Capt. Love arrived here yesterday, and last evening we listened with much interest to a detail of his scout after the celebrated robber, Joaquin Murietta. The Rangers, headed by the Captain, passed through San Jose, and to throw any spies of the outlaw’s band on the wrong scent, he talked as if he had certain information that Joaquin was at Los Angeles, and that he expected to catch him there, also; that after his capture, he would scour the plains below for his band. These plans were disclosed to some that they suspected, and were no doubt conveyed to Joaquin. It is Capt. L.’s opinion that the report of these spies threw the robber into his hands.

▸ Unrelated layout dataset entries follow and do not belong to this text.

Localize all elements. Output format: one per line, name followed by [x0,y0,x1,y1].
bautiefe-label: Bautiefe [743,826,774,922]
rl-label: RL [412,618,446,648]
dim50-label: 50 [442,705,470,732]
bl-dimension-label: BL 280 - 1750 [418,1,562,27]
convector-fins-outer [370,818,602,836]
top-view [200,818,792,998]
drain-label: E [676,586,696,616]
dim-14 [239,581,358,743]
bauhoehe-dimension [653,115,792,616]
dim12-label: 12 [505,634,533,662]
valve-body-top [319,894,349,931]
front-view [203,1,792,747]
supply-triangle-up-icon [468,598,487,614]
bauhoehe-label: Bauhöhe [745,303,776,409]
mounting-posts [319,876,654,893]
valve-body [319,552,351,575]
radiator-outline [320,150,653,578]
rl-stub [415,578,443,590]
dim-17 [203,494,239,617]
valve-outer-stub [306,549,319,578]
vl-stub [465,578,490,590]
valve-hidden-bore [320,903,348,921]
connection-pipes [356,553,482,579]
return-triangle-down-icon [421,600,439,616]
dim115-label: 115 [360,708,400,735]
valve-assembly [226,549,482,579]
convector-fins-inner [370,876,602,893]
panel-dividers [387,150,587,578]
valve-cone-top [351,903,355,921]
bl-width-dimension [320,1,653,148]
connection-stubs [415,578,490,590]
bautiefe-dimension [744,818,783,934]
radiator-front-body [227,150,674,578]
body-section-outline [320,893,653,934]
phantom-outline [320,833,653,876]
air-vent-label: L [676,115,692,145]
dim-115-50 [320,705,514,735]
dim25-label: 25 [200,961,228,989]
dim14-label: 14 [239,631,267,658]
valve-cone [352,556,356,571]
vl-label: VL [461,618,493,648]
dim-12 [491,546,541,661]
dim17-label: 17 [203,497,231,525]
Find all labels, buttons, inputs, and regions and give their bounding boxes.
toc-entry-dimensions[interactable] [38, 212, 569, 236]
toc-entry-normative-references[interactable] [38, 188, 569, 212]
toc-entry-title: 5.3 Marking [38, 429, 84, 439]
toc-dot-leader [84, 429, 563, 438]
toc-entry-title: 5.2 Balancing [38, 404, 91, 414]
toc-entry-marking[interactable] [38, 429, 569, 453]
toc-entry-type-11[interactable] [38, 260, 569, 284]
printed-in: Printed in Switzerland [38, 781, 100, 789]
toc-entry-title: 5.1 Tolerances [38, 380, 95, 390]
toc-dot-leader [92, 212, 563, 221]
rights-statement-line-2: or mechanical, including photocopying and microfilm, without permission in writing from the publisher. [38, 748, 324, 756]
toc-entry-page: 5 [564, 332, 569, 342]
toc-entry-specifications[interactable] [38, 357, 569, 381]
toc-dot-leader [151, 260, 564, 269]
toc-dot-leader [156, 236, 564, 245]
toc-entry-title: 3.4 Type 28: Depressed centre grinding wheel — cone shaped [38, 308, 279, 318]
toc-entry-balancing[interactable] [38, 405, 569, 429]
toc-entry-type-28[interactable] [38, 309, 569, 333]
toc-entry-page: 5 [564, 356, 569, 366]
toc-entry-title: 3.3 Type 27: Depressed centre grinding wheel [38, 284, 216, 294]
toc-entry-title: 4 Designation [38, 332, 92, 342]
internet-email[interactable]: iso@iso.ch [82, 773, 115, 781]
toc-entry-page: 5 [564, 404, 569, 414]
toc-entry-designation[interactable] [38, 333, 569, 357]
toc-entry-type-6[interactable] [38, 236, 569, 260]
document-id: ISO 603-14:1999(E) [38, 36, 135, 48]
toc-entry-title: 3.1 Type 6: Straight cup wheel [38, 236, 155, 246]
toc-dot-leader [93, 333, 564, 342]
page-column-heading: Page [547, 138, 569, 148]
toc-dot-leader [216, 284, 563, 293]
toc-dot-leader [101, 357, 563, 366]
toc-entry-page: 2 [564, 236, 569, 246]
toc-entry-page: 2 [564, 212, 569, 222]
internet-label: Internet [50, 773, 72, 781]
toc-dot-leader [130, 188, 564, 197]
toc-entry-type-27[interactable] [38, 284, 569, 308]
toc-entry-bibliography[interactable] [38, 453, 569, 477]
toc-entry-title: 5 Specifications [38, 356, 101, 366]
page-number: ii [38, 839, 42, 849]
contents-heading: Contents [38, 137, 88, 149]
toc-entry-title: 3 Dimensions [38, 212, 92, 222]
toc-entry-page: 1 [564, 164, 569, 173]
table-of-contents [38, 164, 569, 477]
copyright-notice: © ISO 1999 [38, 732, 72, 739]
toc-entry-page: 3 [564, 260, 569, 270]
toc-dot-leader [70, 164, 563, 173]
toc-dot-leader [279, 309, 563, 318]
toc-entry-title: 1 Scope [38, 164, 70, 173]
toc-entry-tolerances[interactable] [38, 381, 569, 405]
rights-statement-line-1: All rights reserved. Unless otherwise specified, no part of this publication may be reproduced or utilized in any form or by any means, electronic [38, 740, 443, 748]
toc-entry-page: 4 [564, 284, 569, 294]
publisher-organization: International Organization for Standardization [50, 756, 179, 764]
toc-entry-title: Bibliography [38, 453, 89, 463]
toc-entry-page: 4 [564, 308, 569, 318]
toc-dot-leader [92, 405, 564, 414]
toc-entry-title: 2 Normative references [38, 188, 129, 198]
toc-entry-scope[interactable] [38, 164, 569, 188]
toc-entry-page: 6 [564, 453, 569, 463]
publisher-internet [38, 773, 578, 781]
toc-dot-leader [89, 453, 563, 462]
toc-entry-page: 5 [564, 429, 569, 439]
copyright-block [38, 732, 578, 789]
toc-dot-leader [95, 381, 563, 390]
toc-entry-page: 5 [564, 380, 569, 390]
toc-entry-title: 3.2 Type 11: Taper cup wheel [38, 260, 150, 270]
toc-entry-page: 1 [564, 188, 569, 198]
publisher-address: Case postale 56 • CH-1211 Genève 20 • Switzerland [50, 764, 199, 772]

...Making their way secretly through San Jose, and by San Juan, until entirely clear of observation, the Rangers struck then, under cover of night, for the Contra Costa range of mountains, and entered their defiles. Here for a number of days, they threaded the numerous passes, now crossing a ridge, and again cautiously traversing its valleys. In many places they found corrals, and bands of horses bearing all description of brands. The third day before the capture of their chief, the Rangers came upon a band of Mexicans in the mountains, numbering seventy men, whom they have no doubt was Joaquin’s principal band.
These campers in the mountains had with them about six hundred head of fine horses. To the Captain’s inquiry of what they were doing there, some replied that they were hunting mustangs and other cattle. Love had with him a facsimile of several brands of missing horses, known to have been stolen, and on passing among the stock of this party, he found ten horses bearing the marks in his possession. A portion of them no member of the gang of seventy would own; they said they were strays that had in some manner got in with their caballada; the other portion of the stolen animals they said they had received from Mexicans going to the lower country. It should be remembered that the Ranger party thus boldly searching this robber band’s herd only numbered fourteen.
Early in the morning, three days after meeting the large party above mentioned, Capt. L. and his men saddled up to visit an arroyo where there was water, and on approaching it observed smoke, which made them move with caution. They got close upon a sentry guarding a camp before he discovered them, and as he gave the alarm, Joaquin, who was lying down, leaped up, leaving his pistol in his blanket, and ran for his horse, threw a noose over the animal’s nose with a lariat and mounted him bare-backed. The Rangers had them surrounded. A parley was held for a few moments, during which Joaquin dictated to two of his men answers to Love’s questions. Capt. Burns, who was familiar with the robber’s countenance, immediately pointed him out and the fight commenced.
Joaquin, while fleeing to avoid the shots aimed at him, would drop, Comanche-like, upon the side of his horse, showing only one limb, and the ball having passed, he would resume his seat with the activity of a cat. He made a dash for a perpendicular bluff some fifteen feet high, which overlooked an arroyo, and leaped his horse down upon its dry bed, thinking that none would follow his dangerous jump. But a young Ranger named Henderson followed him, firing his pistol into the robber’s horse as he leaped. The outlaw’s gallant animal had been wounded several times, and after the leap, he made a few ineffectual attempts to run, but at length sank down. Joaquin then fled a few yards on foot; he like his horse had received several wounds, and before he had run thirty yards, two of the Rangers who had cut him off from a ravine fired again into his body, when he fell. Holding up his right hand through which a ball had passed, he said “No tiro mas—yo los muerto.” Shoot no more—I am dead.